Entré en vigueur le 8 avril 2025, l’indice de durabilité applicable aux lave-linge en France marque une nouvelle étape dans les politiques publiques visant à renforcer l’information environnementale des consommateurs. Obligatoire, cette note sur 10 repose sur plusieurs critères destinés à évaluer la capacité d’un produit à durer dans le temps. Toutefois, son déploiement ne fait pas l’unanimité parmi les industriels.

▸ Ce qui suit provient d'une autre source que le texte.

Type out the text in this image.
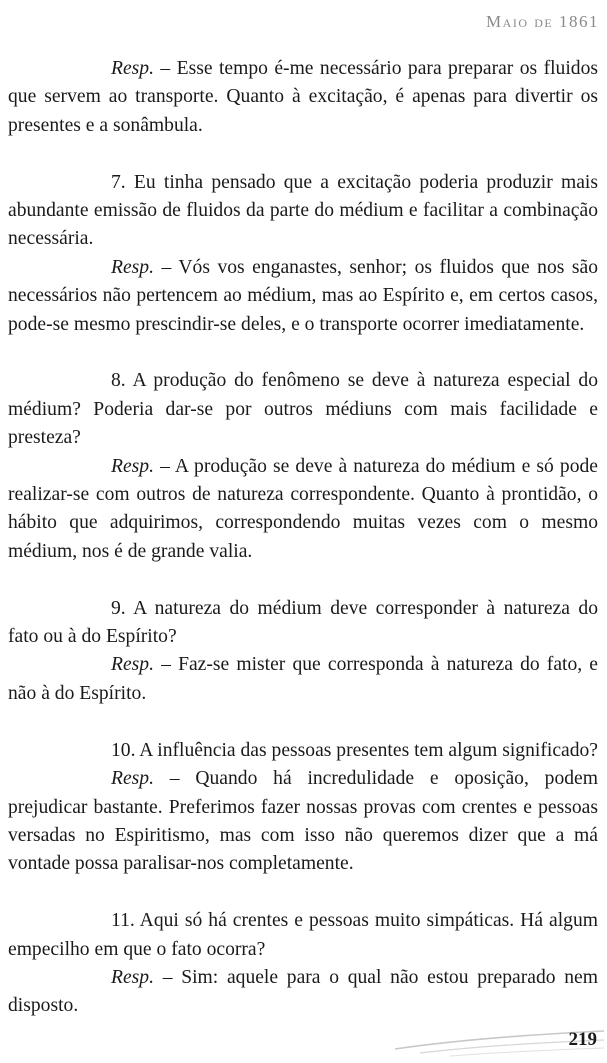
Maio de 1861

Resp. – Esse tempo é-me necessário para preparar os fluidos que servem ao transporte. Quanto à excitação, é apenas para divertir os presentes e a sonâmbula.

7. Eu tinha pensado que a excitação poderia produzir mais abundante emissão de fluidos da parte do médium e facilitar a combinação necessária.

Resp. – Vós vos enganastes, senhor; os fluidos que nos são necessários não pertencem ao médium, mas ao Espírito e, em certos casos, pode-se mesmo prescindir-se deles, e o transporte ocorrer imediatamente.

8. A produção do fenômeno se deve à natureza especial do médium? Poderia dar-se por outros médiuns com mais facilidade e presteza?

Resp. – A produção se deve à natureza do médium e só pode realizar-se com outros de natureza correspondente. Quanto à prontidão, o hábito que adquirimos, correspondendo muitas vezes com o mesmo médium, nos é de grande valia.

9. A natureza do médium deve corresponder à natureza do fato ou à do Espírito?

Resp. – Faz-se mister que corresponda à natureza do fato, e não à do Espírito.

10. A influência das pessoas presentes tem algum significado?

Resp. – Quando há incredulidade e oposição, podem prejudicar bastante. Preferimos fazer nossas provas com crentes e pessoas versadas no Espiritismo, mas com isso não queremos dizer que a má vontade possa paralisar-nos completamente.

11. Aqui só há crentes e pessoas muito simpáticas. Há algum empecilho em que o fato ocorra?

Resp. – Sim: aquele para o qual não estou preparado nem disposto.

219
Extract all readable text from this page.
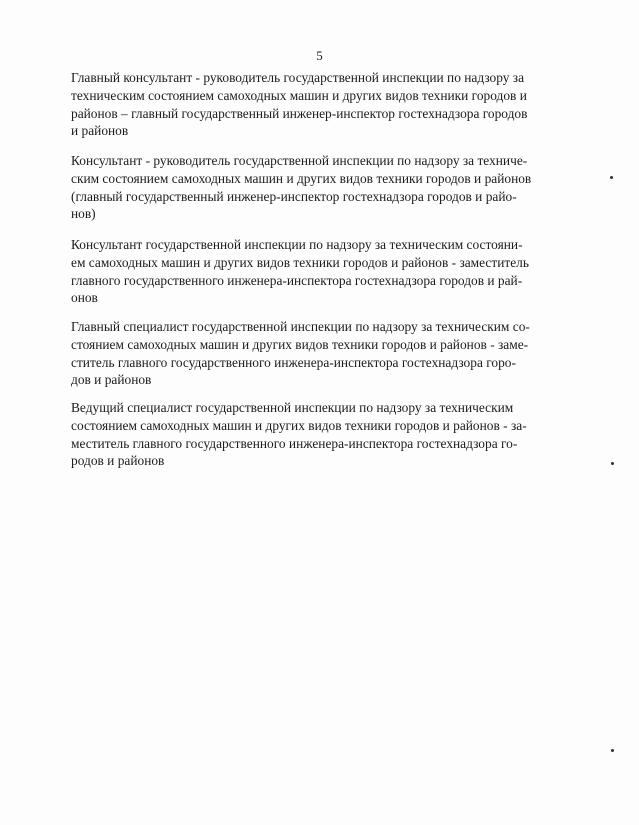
5

Главный консультант - руководитель государственной инспекции по надзору за
техническим состоянием самоходных машин и других видов техники городов и
районов – главный государственный инженер-инспектор гостехнадзора городов
и районов

Консультант - руководитель государственной инспекции по надзору за техниче-
ским состоянием самоходных машин и других видов техники городов и районов
(главный государственный инженер-инспектор гостехнадзора городов и райо-
нов)

Консультант государственной инспекции по надзору за техническим состояни-
ем самоходных машин и других видов техники городов и районов - заместитель
главного государственного инженера-инспектора гостехнадзора городов и рай-
онов

Главный специалист государственной инспекции по надзору за техническим со-
стоянием самоходных машин и других видов техники городов и районов - заме-
ститель главного государственного инженера-инспектора гостехнадзора горо-
дов и районов

Ведущий специалист государственной инспекции по надзору за техническим
состоянием самоходных машин и других видов техники городов и районов - за-
меститель главного государственного инженера-инспектора гостехнадзора го-
родов и районов
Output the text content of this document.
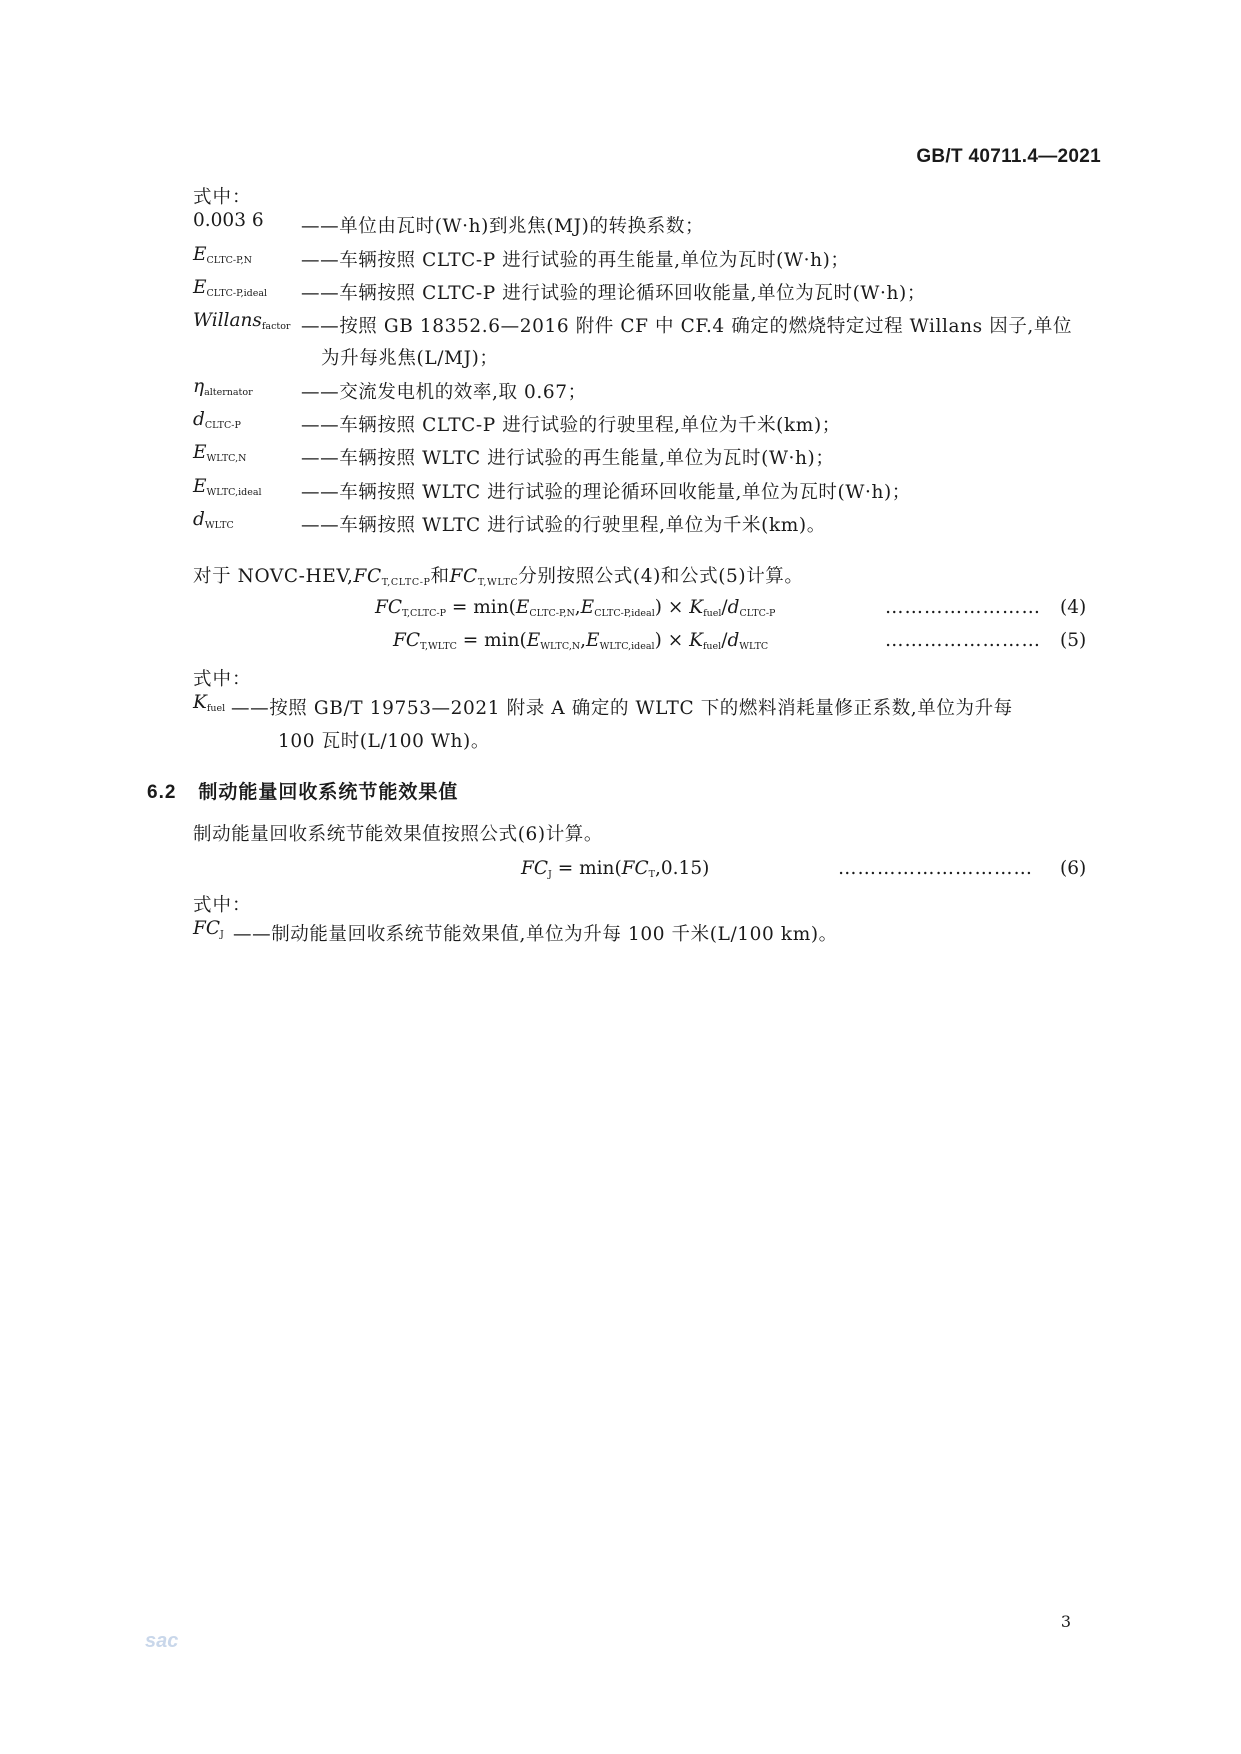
GB/T 40711.4—2021
式中：
0.003 6 ——单位由瓦时(W·h)到兆焦(MJ)的转换系数；
$E_{CLTC-P,N}$	——车辆按照 CLTC-P 进行试验的再生能量,单位为瓦时(W·h)；
$E_{CLTC-P,ideal}$ ——车辆按照 CLTC-P 进行试验的理论循环回收能量,单位为瓦时(W·h)；
Willans$_{factor}$ ——按照 GB 18352.6—2016 附件 CF 中 CF.4 确定的燃烧特定过程 Willans 因子,单位
为升每兆焦(L/MJ)；
$\eta_{alternator}$	——交流发电机的效率,取 0.67；
$d_{CLTC-P}$	——车辆按照 CLTC-P 进行试验的行驶里程,单位为千米(km)；
$E_{WLTC,N}$	——车辆按照 WLTC 进行试验的再生能量,单位为瓦时(W·h)；
$E_{WLTC,ideal}$ ——车辆按照 WLTC 进行试验的理论循环回收能量,单位为瓦时(W·h)；
$d_{WLTC}$	——车辆按照 WLTC 进行试验的行驶里程,单位为千米(km)。
对于 NOVC-$HEV,FC_{T,CLTC-P}$和$FC_{T,WLTC}$分别按照公式(4)和公式(5)计算。
$FC_{T,CLTC-P} = \min(E_{CLTC-P,N},E_{CLTC-P,ideal}) \times K_{fuel}/d_{CLTC-P}$	…………………… (4)
$FC_{T,WLTC} = \min(E_{WLTC,N},E_{WLTC,ideal}) \times K_{fuel}/d_{WLTC}$	…………………… (5)
式中：
$K_{fuel}$ ——按照 GB/T 19753—2021 附录 A 确定的 WLTC 下的燃料消耗量修正系数,单位为升每
100 瓦时(L/100 Wh)。
6.2 制动能量回收系统节能效果值
制动能量回收系统节能效果值按照公式(6)计算。
$FC_J = \min(FC_T,0.15)$	………………………… (6)
式中：
$FC_J$ ——制动能量回收系统节能效果值,单位为升每 100 千米(L/100 km)。
3
sac
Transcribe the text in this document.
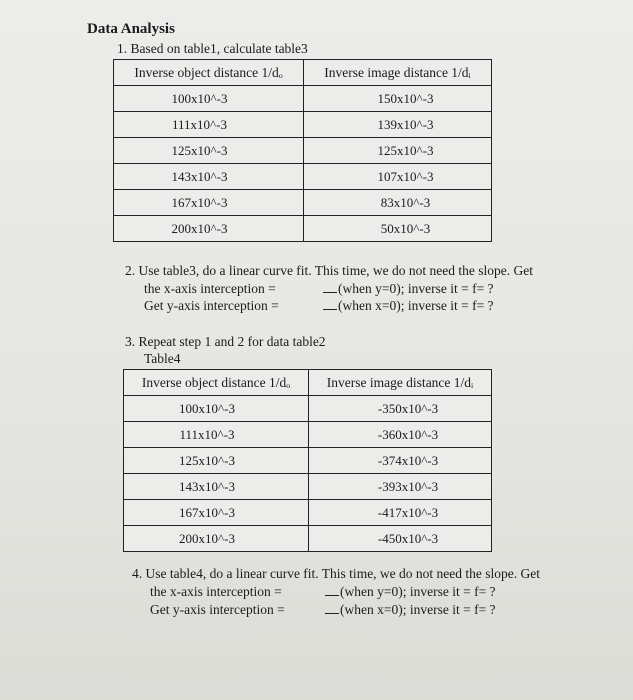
Data Analysis
1. Based on table1, calculate table3
Inverse object distance 1/dₒ	Inverse image distance 1/dᵢ
100x10^-3	150x10^-3
111x10^-3	139x10^-3
125x10^-3	125x10^-3
143x10^-3	107x10^-3
167x10^-3	83x10^-3
200x10^-3	50x10^-3
2. Use table3, do a linear curve fit. This time, we do not need the slope. Get
the x-axis interception =	(when y=0); inverse it = f= ?
Get y-axis interception =	(when x=0); inverse it = f= ?
3. Repeat step 1 and 2 for data table2
Table4
Inverse object distance 1/dₒ	Inverse image distance 1/dᵢ
100x10^-3	-350x10^-3
111x10^-3	-360x10^-3
125x10^-3	-374x10^-3
143x10^-3	-393x10^-3
167x10^-3	-417x10^-3
200x10^-3	-450x10^-3
4. Use table4, do a linear curve fit. This time, we do not need the slope. Get
the x-axis interception =	(when y=0); inverse it = f= ?
Get y-axis interception =	(when x=0); inverse it = f= ?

Durabilité des appareils électroménagers : Miele conteste la méthode de calcul

Selon Les Echos, le fabricant allemand Miele a récemment déposé un recours devant le Conseil d’État afin d’obtenir l’abrogation des textes réglementaires encadrant cet indice (un décret et deux arrêtés du 5 avril 2024). L’entreprise conteste en particulier la méthodologie de calcul, estimant que celle-ci ne reflète pas de manière satisfaisante la durabilité réelle des appareils.

Dans les propos rapportés par le quotidien, Markus Miele, directeur exécutif du groupe, souligne que « un peu plus de 20 % seulement [de l’indice] concerne réellement la durabilité ». Il critique également des cycles de test jugés trop limités pour représenter l’usage réel des machines sur le long terme, comparant la situation au fait de « ne considérer que les 28 premiers kilomètres d’un marathon ». Le groupe met en avant la longévité revendiquée de ses produits — jusqu’à vingt ans — qui, selon lui, ne serait pas suffisamment valorisée dans le dispositif actuel.

Ce que propose Miele

Toujours d’après Les Echos, Miele plaide pour une approche plus large intégrant davantage de critères, tels que la consommation d’énergie ou le niveau sonore, au-delà de la seule réparabilité. L’entreprise appelle par ailleurs à une harmonisation à l’échelle européenne, estimant qu’une multiplication d’initiatives nationales pourrait nuire à la lisibilité du cadre réglementaire et à la comparabilité des produits.

Au-delà du cas de Miele, le débat autour de l’indice de durabilité illustre les tensions inhérentes à la construction d’indicateurs environnementaux. Entre nécessité de proposer des outils simples, compréhensibles et comparables pour les consommateurs, et volonté de refléter la complexité des impacts sur l’ensemble du cycle de vie des produits, les arbitrages sont nombreux.

Dans une perspective RSE, cet épisode met en évidence l’importance des choix méthodologiques dans la définition des standards de durabilité. Il souligne également le rôle des acteurs économiques dans la co-construction — ou la contestation — des cadres réglementaires, à un moment où les politiques publiques cherchent à accélérer la transition vers des modèles de production et de consommation plus responsables.